CAPITAL: How many should we have? Hint – the grammar is correct!
Most people this side of the White House have a pretty good idea that the current unprecedented rate of ecological degradation isn’t very good! However, there is often little consensus about how bad things really are. Not bad, that is, in the sense of the numbers – amount of greenhouse gas in the atmosphere, rate of deforestation, loss of plant and animal species, percentage degradation of soil fertility, depletion of our aquifers, plastic in the ocean etc etc – there IS consensus on this – all the numbers are horrendously grim and universally undeniable by anyone with a basic grasp of science and a modicum of integrity.
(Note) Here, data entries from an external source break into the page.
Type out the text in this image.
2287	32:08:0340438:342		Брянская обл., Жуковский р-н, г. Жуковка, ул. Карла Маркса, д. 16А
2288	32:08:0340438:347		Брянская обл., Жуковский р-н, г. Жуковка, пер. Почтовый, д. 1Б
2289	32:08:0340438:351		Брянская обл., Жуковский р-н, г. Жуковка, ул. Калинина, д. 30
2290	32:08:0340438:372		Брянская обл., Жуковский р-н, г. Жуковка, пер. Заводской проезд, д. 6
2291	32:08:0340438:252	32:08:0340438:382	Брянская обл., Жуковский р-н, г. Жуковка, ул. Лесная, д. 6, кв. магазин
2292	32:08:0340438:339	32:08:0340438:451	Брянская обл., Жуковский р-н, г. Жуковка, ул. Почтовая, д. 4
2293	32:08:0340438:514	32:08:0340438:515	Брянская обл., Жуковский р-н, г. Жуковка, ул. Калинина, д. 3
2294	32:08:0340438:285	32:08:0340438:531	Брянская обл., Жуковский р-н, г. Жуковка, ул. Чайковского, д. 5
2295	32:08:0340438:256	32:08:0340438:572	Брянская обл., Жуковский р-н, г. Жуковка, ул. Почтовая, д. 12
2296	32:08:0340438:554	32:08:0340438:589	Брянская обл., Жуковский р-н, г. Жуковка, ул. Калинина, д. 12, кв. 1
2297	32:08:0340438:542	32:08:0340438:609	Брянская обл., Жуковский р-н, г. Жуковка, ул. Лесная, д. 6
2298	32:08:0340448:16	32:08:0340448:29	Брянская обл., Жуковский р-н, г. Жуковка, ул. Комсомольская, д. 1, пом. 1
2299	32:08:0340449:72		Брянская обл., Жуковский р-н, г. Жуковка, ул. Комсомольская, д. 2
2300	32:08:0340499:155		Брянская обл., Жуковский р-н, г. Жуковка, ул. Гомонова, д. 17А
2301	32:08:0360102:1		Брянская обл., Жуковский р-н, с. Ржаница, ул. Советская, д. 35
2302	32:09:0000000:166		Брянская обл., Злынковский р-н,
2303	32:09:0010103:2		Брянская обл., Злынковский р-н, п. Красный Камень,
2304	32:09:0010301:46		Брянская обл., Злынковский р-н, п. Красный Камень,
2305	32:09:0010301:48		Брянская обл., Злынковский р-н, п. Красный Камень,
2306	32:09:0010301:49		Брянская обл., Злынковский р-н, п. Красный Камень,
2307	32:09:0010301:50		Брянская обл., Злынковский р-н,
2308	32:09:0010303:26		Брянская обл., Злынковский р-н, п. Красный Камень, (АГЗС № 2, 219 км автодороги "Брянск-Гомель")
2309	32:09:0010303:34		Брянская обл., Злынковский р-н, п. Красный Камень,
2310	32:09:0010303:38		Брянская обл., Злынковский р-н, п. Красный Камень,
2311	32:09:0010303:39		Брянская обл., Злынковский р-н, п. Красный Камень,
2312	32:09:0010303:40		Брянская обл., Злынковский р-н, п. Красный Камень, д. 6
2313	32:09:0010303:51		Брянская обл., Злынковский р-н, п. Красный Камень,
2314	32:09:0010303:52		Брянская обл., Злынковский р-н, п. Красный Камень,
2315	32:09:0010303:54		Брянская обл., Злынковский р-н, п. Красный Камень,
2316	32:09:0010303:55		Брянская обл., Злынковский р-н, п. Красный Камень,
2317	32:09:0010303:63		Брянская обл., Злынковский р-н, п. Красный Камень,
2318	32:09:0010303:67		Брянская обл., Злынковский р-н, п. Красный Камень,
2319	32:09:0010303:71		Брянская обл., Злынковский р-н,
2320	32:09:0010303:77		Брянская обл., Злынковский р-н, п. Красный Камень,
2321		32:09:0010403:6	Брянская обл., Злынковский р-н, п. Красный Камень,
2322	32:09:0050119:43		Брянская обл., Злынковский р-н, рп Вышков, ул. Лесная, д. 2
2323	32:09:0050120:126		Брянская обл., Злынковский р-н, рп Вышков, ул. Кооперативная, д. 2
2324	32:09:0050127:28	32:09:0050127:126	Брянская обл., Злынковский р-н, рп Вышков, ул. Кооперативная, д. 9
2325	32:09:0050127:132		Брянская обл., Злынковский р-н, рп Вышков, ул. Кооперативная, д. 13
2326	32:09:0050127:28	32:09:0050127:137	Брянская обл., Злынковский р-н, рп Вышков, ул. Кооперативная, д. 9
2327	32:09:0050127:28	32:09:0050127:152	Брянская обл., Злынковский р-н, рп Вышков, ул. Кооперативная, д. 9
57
But, bad in the sense of how deep and broad the causes of this predicament are actually embedded in human activity. Do we just have a few problem sectors – energy, transport, and waste management, say… and/or do we have a few problem people-types – greedy bankers, ill-disciplined/unethical corporate leaders, and weak/befuddled government leaders manning an inadequate regulatory system? Do we just need a tweak here, a nudge there and a bit of legislation to help us be less bad… or a bit more than that?
In this session, the speaker will make the case that our current discourse underestimates the depth and breadth of unsustainability… and in doing so, underestimates the scope of what needs to be done and the toolset available for its doing. That we are heading towards Earth’s 6th mass extinction event for no other reason than ordinary men and women get up every day and do ordinary everyday things, makes this fundamentally a design challenge.
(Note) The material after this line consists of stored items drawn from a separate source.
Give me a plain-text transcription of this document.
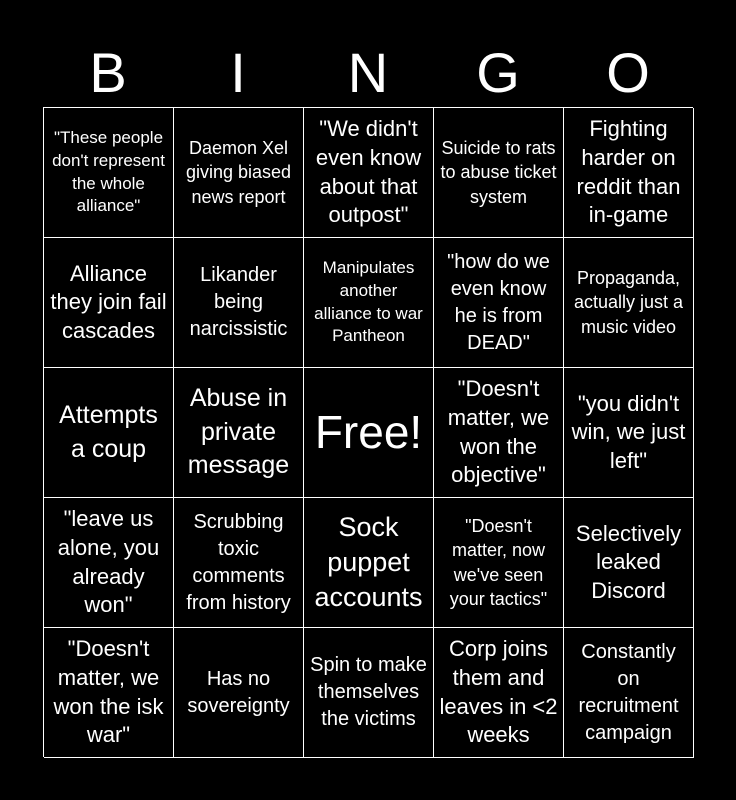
B	I	N	G	O
"These people don't represent the whole alliance"
Daemon Xel giving biased news report
"We didn't even know about that outpost"
Suicide to rats to abuse ticket system
Fighting harder on reddit than in-game
Alliance they join fail cascades
Likander being narcissistic
Manipulates another alliance to war Pantheon
"how do we even know he is from DEAD"
Propaganda, actually just a music video
Attempts a coup
Abuse in private message
Free!
"Doesn't matter, we won the objective"
"you didn't win, we just left"
"leave us alone, you already won"
Scrubbing toxic comments from history
Sock puppet accounts
"Doesn't matter, now we've seen your tactics"
Selectively leaked Discord
"Doesn't matter, we won the isk war"
Has no sovereignty
Spin to make themselves the victims
Corp joins them and leaves in <2 weeks
Constantly on recruitment campaign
In the economic realm, the speaker will argue that although efforts to address the growth paradigm (sustainable growth, steady-state economy etc), replace GDP with more sensible indicators (GPI, GNH, HPI, IWI etc), and steer transaction behaviour away from caveat emptor towards more responsible retail practices (eg. Extended Producer Responsibility schemes) are all good, designing a sustainable economic or capital asset management system cannot be done without first gaining clarity on how many capitals there are, why this is, and what follows as a consequence!
About our speakers
Julian Wong is a business lawyer based in the Silicon Valley. He is also affiliated with A Whole Person Economy (WPE), a San Francisco-based collective of social innovators seeking to promote new economic paradigms for the 21st century. At WPE, Julian is developing new educational pedagogy and curricula to nurture ecological and civic consciousness in children. Julian has previously worked in international climate change policy with various institutions in Washington DC and Beijing. Julian grew up in Singapore, is a repeat speaker at Green Drinks Singapore, and has degrees in Biology, law and environmental policy. Twitter: @ecopreneur
Steve McCoy is a sustainability consultant based in Kuala Lumpur. He is a long-time member of the International Society of Sustainability Professionals and the International Living Futures Institute. His work rests on the conviction that business-as-usual is no longer viable, and that the challenge to build a more secure future offers unprecedented opportunities once business and community leaders leave quaint notions of CSR and environmentalism behind and plant sustainability at the core of their development strategy and daily operations. In a previous life he read medicine, music and theology at London and Cambridge, and worked in the business, education and non-profit sectors in the UK, Poland and Malaysia. He believes that economics is far too important to be left in the hands of economists. He does not hold a degree in economics!